Honda Pilot - Honda Pilot Forums banner
1 - 6 of 6 Posts

Registered
Joined
45 Posts
Discussion Starter · #1 ·
We got a 2019 about 3 months ago. Tires are near end of life and the wear indicates alignment issues. So I took it in for an alignment today and both the left and right rear toe was out of spec. They fixed both of those. But the left rear camber is also out of spec at -1.7 (spec range is -1.3 to 0.3). I've come to learn that there's no camber adjustments available by default and that I'd have to install an adjustment kit to get this fixed. My question is whether it is worth doing this if I'm at -1.7 right now. I'm not sure if the tire wear is due to the toe issue which they fixed or if it's due to the camber.
 

Registered
'22 Pilot Elite, '09 RL RTL, '05 MDX Touring
Joined
36 Posts
I would do what I could to fix it. The CC2s are directional tires and you won't be able to cross-rotate those, so they'll be much more sensitive to alignment than non-directional tires would be. By that, I mean you won't be able to rotate away the directional wear patterns that develop in all tires over time. The more neutral the alignment is (toe, camber, etc.), the less directional wear the tires generally experience. The further away you are from neutral, even if you're still in spec, the more directional wear will be put into the tires that will, over time, contribute to noise, a rough feeling, etc.

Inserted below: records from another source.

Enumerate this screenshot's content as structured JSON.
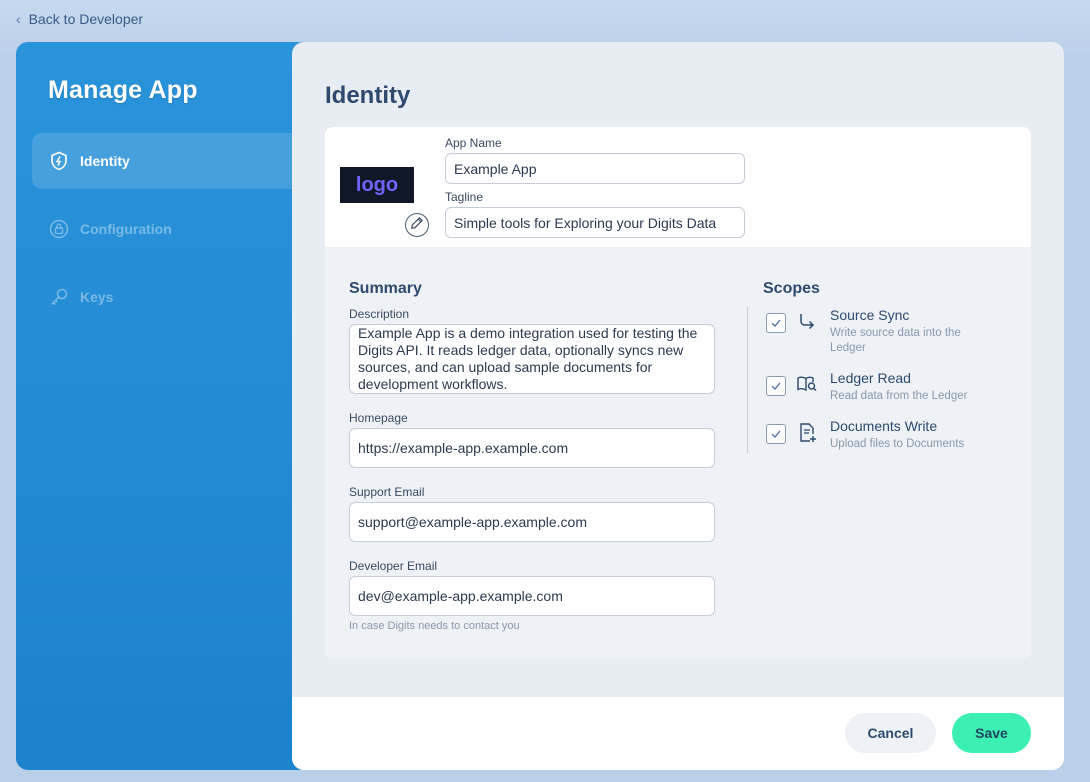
{
  "nav": {
    "back_label": "Back to Developer"
  },
  "sidebar": {
    "title": "Manage App",
    "items": [
      {
        "label": "Identity",
        "icon": "shield-icon",
        "active": true
      },
      {
        "label": "Configuration",
        "icon": "lock-icon",
        "active": false
      },
      {
        "label": "Keys",
        "icon": "key-icon",
        "active": false
      }
    ]
  },
  "page": {
    "title": "Identity"
  },
  "identity": {
    "logo_text": "logo",
    "app_name_label": "App Name",
    "app_name_value": "Example App",
    "tagline_label": "Tagline",
    "tagline_value": "Simple tools for Exploring your Digits Data"
  },
  "summary": {
    "title": "Summary",
    "description_label": "Description",
    "description_value": "Example App is a demo integration used for testing the Digits API. It reads ledger data, optionally syncs new sources, and can upload sample documents for development workflows.",
    "homepage_label": "Homepage",
    "homepage_value": "https://example-app.example.com",
    "support_email_label": "Support Email",
    "support_email_value": "support@example-app.example.com",
    "developer_email_label": "Developer Email",
    "developer_email_value": "dev@example-app.example.com",
    "developer_email_helper": "In case Digits needs to contact you"
  },
  "scopes": {
    "title": "Scopes",
    "items": [
      {
        "title": "Source Sync",
        "description": "Write source data into the Ledger",
        "checked": true,
        "icon": "arrow-turn-icon"
      },
      {
        "title": "Ledger Read",
        "description": "Read data from the Ledger",
        "checked": true,
        "icon": "book-search-icon"
      },
      {
        "title": "Documents Write",
        "description": "Upload files to Documents",
        "checked": true,
        "icon": "document-add-icon"
      }
    ]
  },
  "footer": {
    "cancel_label": "Cancel",
    "save_label": "Save"
  },
  "colors": {
    "sidebar": "#2189d2",
    "save_button": "#3cf0b4",
    "title_text": "#2f4a6e"
  }
}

If the rear camber spec range is -1.3 to 0.3 degrees, keeping that camber as close to 0 as you can (as well as toe) will probably prolong the life of those tires. The tradeoff is less stable handling in the rear (some negative camber will contribute to rear end stability). It's one of those "no free lunch" deals.
 

Registered
'22 Pilot Elite, '09 RL RTL, '05 MDX Touring
Joined
36 Posts
I'm not sure if the tire wear is due to the toe issue which they fixed or if it's due to the camber.
Oh -- and how far out was the toe? Without knowing how severe it was, it's hard to speculate whether the wear was from the toe or the camber. In truth, both alignment settings probably contributed to it. I'm presuming you're experiencing inner shoulder wear. If both left and right toe was negative (toe out), that would certainly contribute to inner shoulder wear.
 

Registered
Joined
45 Posts
Discussion Starter · #5 ·
Thanks for your advice fellow Hokie! Good call on the fact that this will impact directional tires more. Any recommendations on kits to correct this? And/or how-to videos?

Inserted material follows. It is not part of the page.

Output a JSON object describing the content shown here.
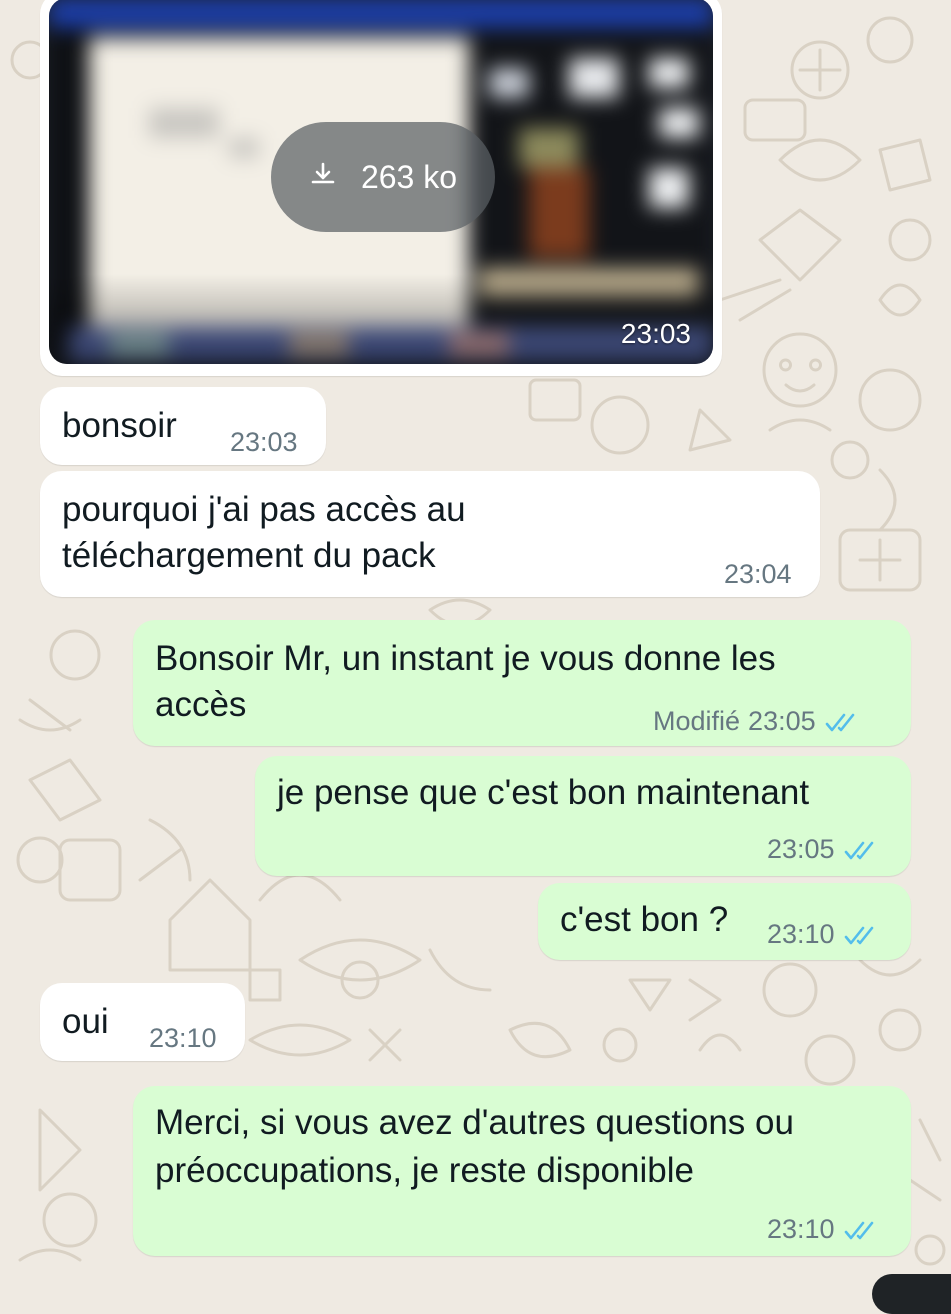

Here's the full alignment report:
Product Rectangle Font Slope Parallel
 

Registered
'22 Pilot Elite, '09 RL RTL, '05 MDX Touring
Joined
36 Posts
Thanks for posting that alignment report. Your LR toe was out of spec negative (toe out) and your RR toe was out of spec positive (toe in). I think you'd have had a noticeable drift to the right with that (the rear would want to kick out to the left, turning the car to the right, forcing you to correct with left steering wheel).

Regarding kits, I'm not sure what's available for these 3rd generation Pilots (we've owned ours for only a few weeks, and I haven't even had a rear wheel off to look at what's there). This link seems to suggest a sliding ball joint can be used to influence rear camber. Then this link shows a camber bolt kit for the rear.

I have an adjustable upper control arm kit (similar to this on Amazon) on our '05 MDX to correct excessive negative camber. With an adjustable arm, you can obviously set it to whatever the heck you want it to be -- or plead with your alignment guy to try to hit a certain number for you. It doesn't look like such a device is available for the 3rd gen Pilots.

Hopefully, someone with solid 3rd gen experience will come along to help us out.